Sauvages

Nathalie Bernard

 

Avant-propos

 

 

J’ai imaginé que cette histoire se déroulait quelque part au Québec, dans les années 1950. Elle m’a été inspirée par certains témoignages sur les pensionnats autochtones qui ont existé entre 1827 et 1996 dans tout le Canada, dans le but d’assimiler la race et la culture amérindiennes.

 

Le mardi 15 décembre 2015, le Premier ministre canadien Justin Trudeau a demandé solennellement pardon aux Autochtones du pays au nom de l’État fédéral.

 

J’ai lu, regardé et écouté un grand nombre de témoignages des survivants de ces pensionnats. Ils m’ont profondément émue et je m’en suis largement inspirée pour écrire cette histoire.

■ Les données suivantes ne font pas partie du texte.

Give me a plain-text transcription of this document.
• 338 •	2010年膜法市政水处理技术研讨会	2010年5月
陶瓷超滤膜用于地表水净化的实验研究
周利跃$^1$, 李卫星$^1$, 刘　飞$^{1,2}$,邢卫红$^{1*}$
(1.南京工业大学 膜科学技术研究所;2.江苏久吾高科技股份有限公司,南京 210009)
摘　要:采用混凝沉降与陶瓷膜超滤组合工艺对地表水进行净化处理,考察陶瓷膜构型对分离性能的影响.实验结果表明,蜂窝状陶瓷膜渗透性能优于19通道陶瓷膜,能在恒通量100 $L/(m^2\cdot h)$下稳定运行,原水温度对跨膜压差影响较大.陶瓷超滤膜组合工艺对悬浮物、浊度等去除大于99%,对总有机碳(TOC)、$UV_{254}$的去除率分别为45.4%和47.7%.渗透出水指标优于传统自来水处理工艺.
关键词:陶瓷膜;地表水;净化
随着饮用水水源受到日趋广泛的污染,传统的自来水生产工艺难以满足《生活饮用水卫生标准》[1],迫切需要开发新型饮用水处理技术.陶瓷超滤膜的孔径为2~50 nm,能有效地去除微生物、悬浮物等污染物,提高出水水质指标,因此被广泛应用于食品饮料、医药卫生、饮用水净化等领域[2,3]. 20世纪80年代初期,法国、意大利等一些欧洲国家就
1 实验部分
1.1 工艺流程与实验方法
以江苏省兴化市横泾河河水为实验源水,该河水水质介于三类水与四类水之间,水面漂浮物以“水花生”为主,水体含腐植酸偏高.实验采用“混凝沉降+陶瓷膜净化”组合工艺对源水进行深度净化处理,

Au demeurant, et même si pour moi ils sont bien vivants, je tiens à préciser que ce roman ne met en scène que des personnages et des lieux fictifs.

Nathalie Bernard

 

 

Ma main n’a pas la même couleur que la tienne, mais si je la perce, j’aurai mal. Le sang qui en coulera sera de la même couleur que le tien. Nous sommes tous deux enfants du Grand Esprit.

Standing Bear

 

 

Dedans

 

 

J – 60 (6 h 00)

 

 

Au pensionnat du Bois Vert, l’hiver s’étalait du mois d’octobre au mois de mai avec une température moyenne de moins vingt degrés, autant dire qu’un mur de glace s’élevait entre nous et le reste du monde. Nous étions fin mars. Il faisait toujours froid, mais l’hiver tirait à sa fin et mon temps obligatoire aussi. Je venais d’avoir seize ans, ce qui voulait dire qu’il ne me restait plus que deux mois à tenir avant de retrouver ma liberté.

 

Deux mois.

Soixante jours.

Mille quatre cent quarante heures.

 

Oui, ils m’avaient parfaitement bien appris à compter ici… Mais en attendant que ces jours se soient écoulés, je ne devais pas me relâcher. Il fallait que je continue à être exactement ce qu’ils me demandaient d’être. Je ne parlais pas algonquin, mais français. Je n’étais plus un Indien, mais je n’étais pas encore un Blanc. Je n’étais plus Jonas, mais un numéro.

 

Un simple numéro.

Obéissant, productif et discipliné.

 

Il faisait encore nuit, mais mon horloge interne me réveillait toujours un peu avant que sœur Clotilde n’allume le plafonnier de notre chambre en hurlant : « Debout ! » J’aimais bien ce temps paisible avant le lever. J’avais l’illusion d’une petite parenthèse qui m’appartenait.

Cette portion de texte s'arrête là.